In Anlehnung an die christliche europäische Geschichte bezog sich Patrik Baab auf die von den vier Evangelisten überlieferte Tempelreinigung. Demnach soll Jesus, als er im Tempel von Jerusalem die Tische von Geldwechslern und Händlern sah, diese aus dem Gotteshaus hinausgeworfen haben. Heute brauche auch der Dom zu Aachen eine solche Tempelreinigung:

"Denn die heute dort sitzen, haben aus dem Dom eine Räuberhöhle gemacht. Es wird Zeit, dass die Kriegstreiber hinausgejagt werden, hinaus in jenen Krieg, in dem sie andere für sich sterben lassen wollen. Sie haben den Aachener Dom entweiht. Sie haben ihn zu einem Ort der Propaganda, der journalistischen Strauchdiebe und der Kriegsprofiteure gemacht. Im Aachener Dom saßen heute jene, deren Börsenkurse steigen, wenn die Ukrainer fallen."

Wofür bekommt Ursula von der Leyen den Karlspreis?

Insbesondere die heute mit dem Karlspreis ausgezeichnete Ursula von der Leyen habe wesentlich dazu beigetragen, das Friedensprojekt Europäische Union in eine Kriegsmaschine zu verwandeln. Von der Leyen habe die EU wirtschaftlich ruiniert und bürgerliche Freiheitsrechte zerstört. Ihr sei auch zu verdanken, dass aus der EU ein Monster geworden sei.

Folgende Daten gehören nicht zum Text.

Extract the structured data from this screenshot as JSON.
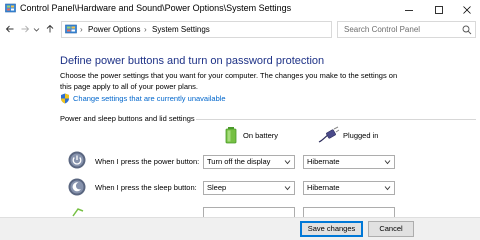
{
  "window": {
    "title": "Control Panel\\Hardware and Sound\\Power Options\\System Settings"
  },
  "address": {
    "crumbs": [
      "Power Options",
      "System Settings"
    ],
    "separator": "›",
    "search_placeholder": "Search Control Panel"
  },
  "main": {
    "heading": "Define power buttons and turn on password protection",
    "description": "Choose the power settings that you want for your computer. The changes you make to the settings on this page apply to all of your power plans.",
    "admin_link": "Change settings that are currently unavailable",
    "section_title": "Power and sleep buttons and lid settings",
    "columns": {
      "battery": "On battery",
      "plugged": "Plugged in"
    },
    "rows": [
      {
        "label": "When I press the power button:",
        "battery": "Turn off the display",
        "plugged": "Hibernate"
      },
      {
        "label": "When I press the sleep button:",
        "battery": "Sleep",
        "plugged": "Hibernate"
      }
    ]
  },
  "footer": {
    "save": "Save changes",
    "cancel": "Cancel"
  },
  "colors": {
    "heading": "#1e3287",
    "link": "#0066cc",
    "accent": "#0078d7"
  }
}
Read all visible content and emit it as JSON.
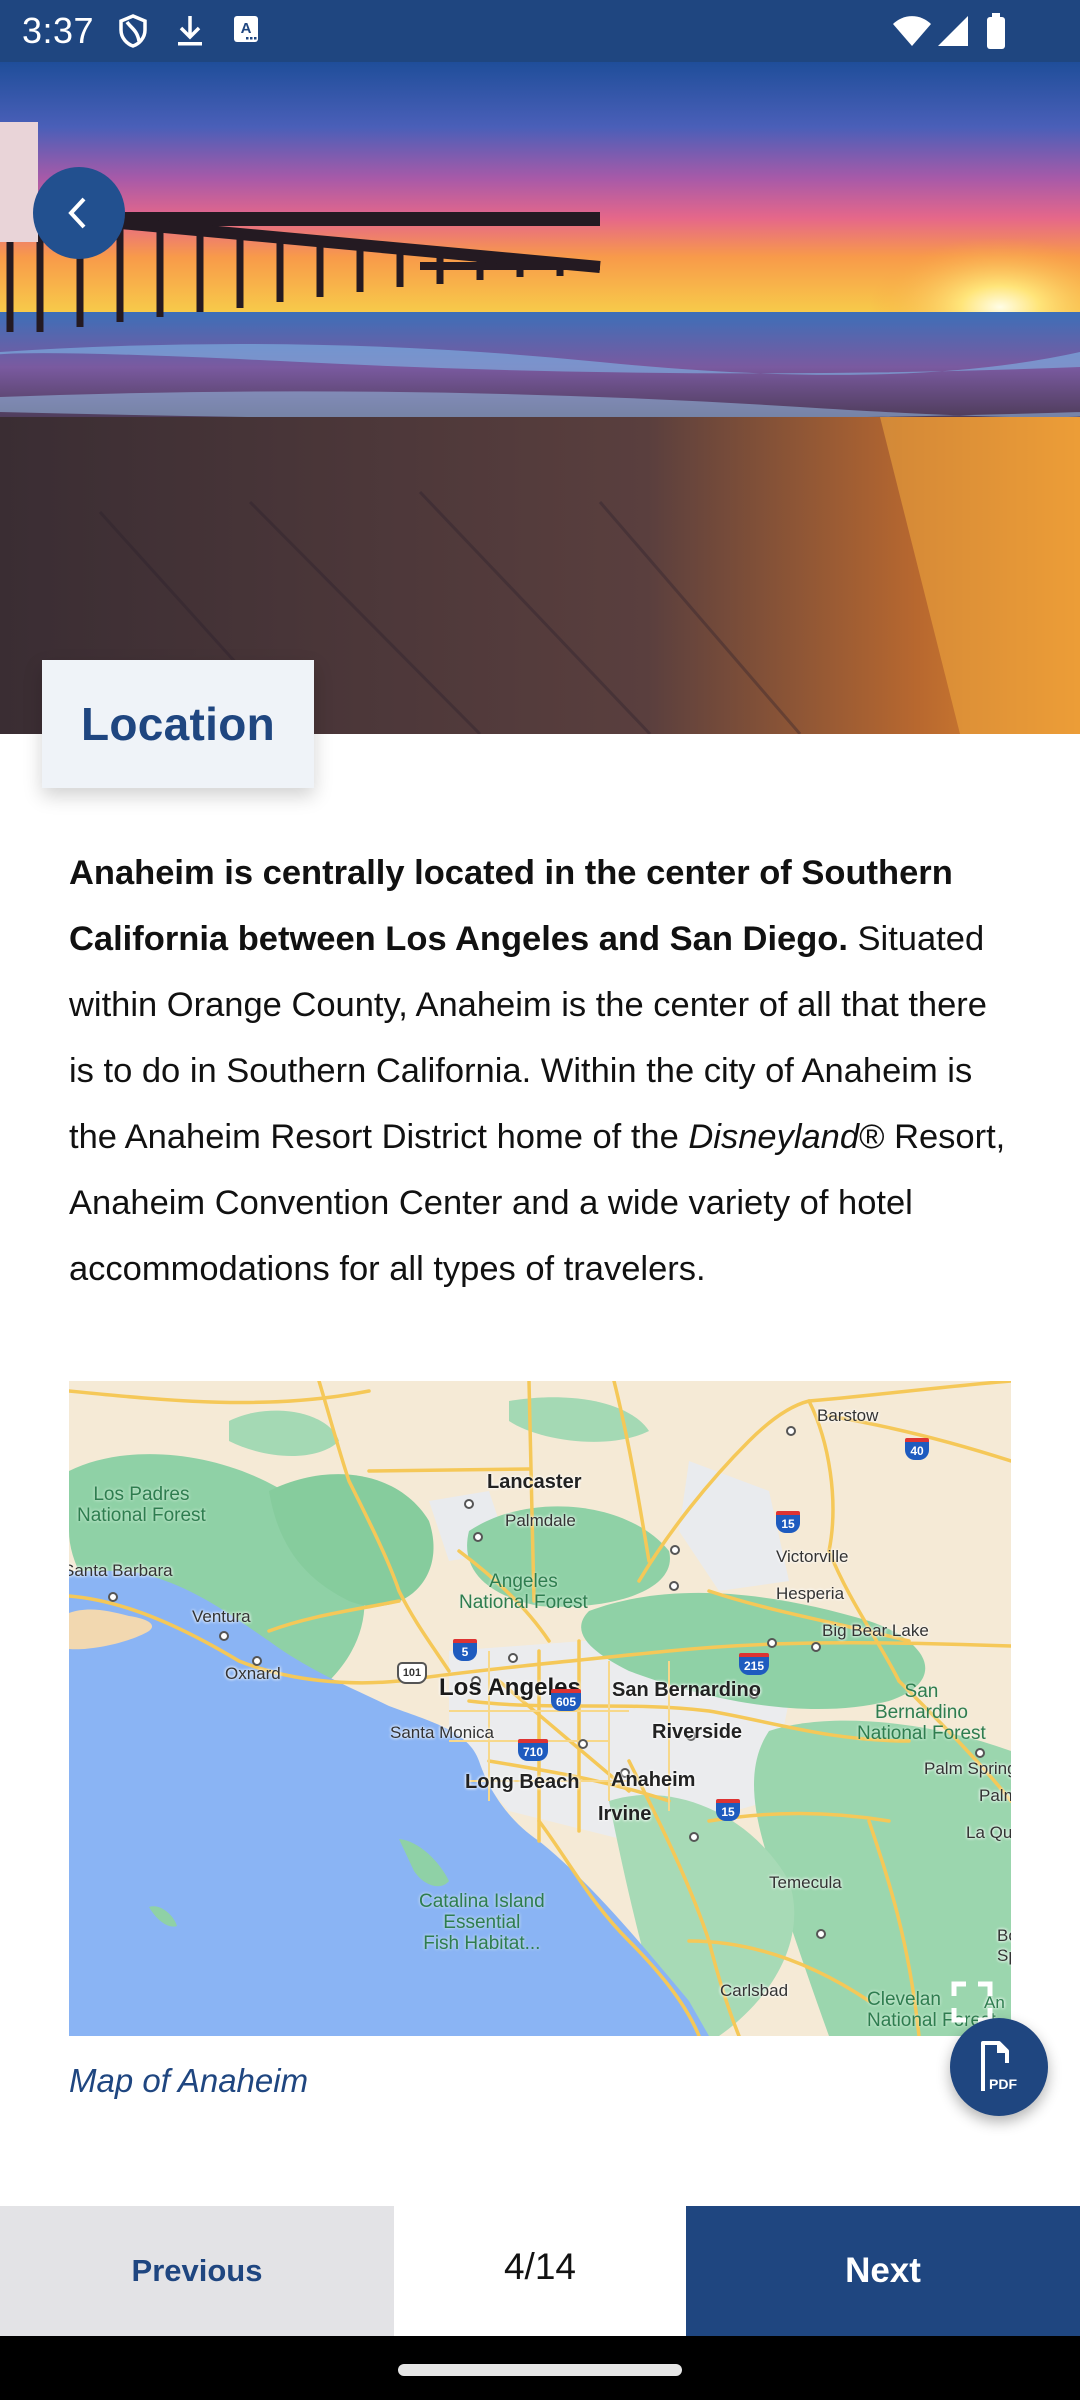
{
  "status_bar": {
    "time": "3:37",
    "left_icons": [
      "shield-icon",
      "download-icon",
      "accessibility-text-icon"
    ],
    "right_icons": [
      "wifi-icon",
      "cell-signal-icon",
      "battery-icon"
    ],
    "color": "#1f4680"
  },
  "hero": {
    "image": "Pier at sunset over the ocean",
    "back_button_icon": "chevron-left-icon"
  },
  "section": {
    "title": "Location"
  },
  "article": {
    "bold_lead": "Anaheim is centrally located in the center of Southern California between Los Angeles and San Diego.",
    "text_1": " Situated within Orange County, Anaheim is the center of all that there is to do in Southern California. Within the city of Anaheim is the Anaheim Resort District home of the ",
    "italic": "Disneyland",
    "text_2": "® Resort, Anaheim Convention Center and a wide variety of hotel accommodations for all types of travelers."
  },
  "map": {
    "caption": "Map of Anaheim",
    "major_cities": [
      "Los Angeles",
      "Lancaster",
      "Anaheim",
      "Long Beach",
      "Riverside",
      "Irvine",
      "San Bernardino"
    ],
    "cities": [
      "Barstow",
      "Palmdale",
      "Victorville",
      "Hesperia",
      "Big Bear Lake",
      "Santa Barbara",
      "Ventura",
      "Oxnard",
      "Santa Monica",
      "Temecula",
      "Carlsbad",
      "Palm Springs",
      "Palm",
      "La Qu",
      "Bo Sp",
      "An"
    ],
    "parks": [
      "Los Padres\nNational Forest",
      "Angeles\nNational Forest",
      "San\nBernardino\nNational Forest",
      "Catalina Island\nEssential\nFish Habitat...",
      "Clevelan\nNational Forest"
    ],
    "highway_shields": {
      "interstate": [
        "5",
        "15",
        "40",
        "215",
        "605",
        "710",
        "15"
      ],
      "us_route": [
        "101"
      ]
    },
    "fullscreen_icon": "fullscreen-icon"
  },
  "fab": {
    "icon": "pdf-icon",
    "label": "PDF"
  },
  "pager": {
    "previous_label": "Previous",
    "current_page": 4,
    "total_pages": 14,
    "indicator": "4/14",
    "next_label": "Next"
  }
}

In der EU würden die Bürger inzwischen in eine neue Diktatur geführt, mit strafrechtlicher Verfolgung politischer Gegner und umfassender Zensur. Außerdem sei die EU-Präsidentin mitverantwortlich für die Verlängerung des Krieges in der Ukraine, den Boykott von Friedensgesprächen und somit auch mitverantwortlich für hunderttausende Tote. Sein Fazit über die EU-Präsidentin: "Ursula von der Leyen vertritt nicht die Interessen der Menschen in Europa, sondern die einer kleinen, russophoben und kriegsgeilen Kakistokratie."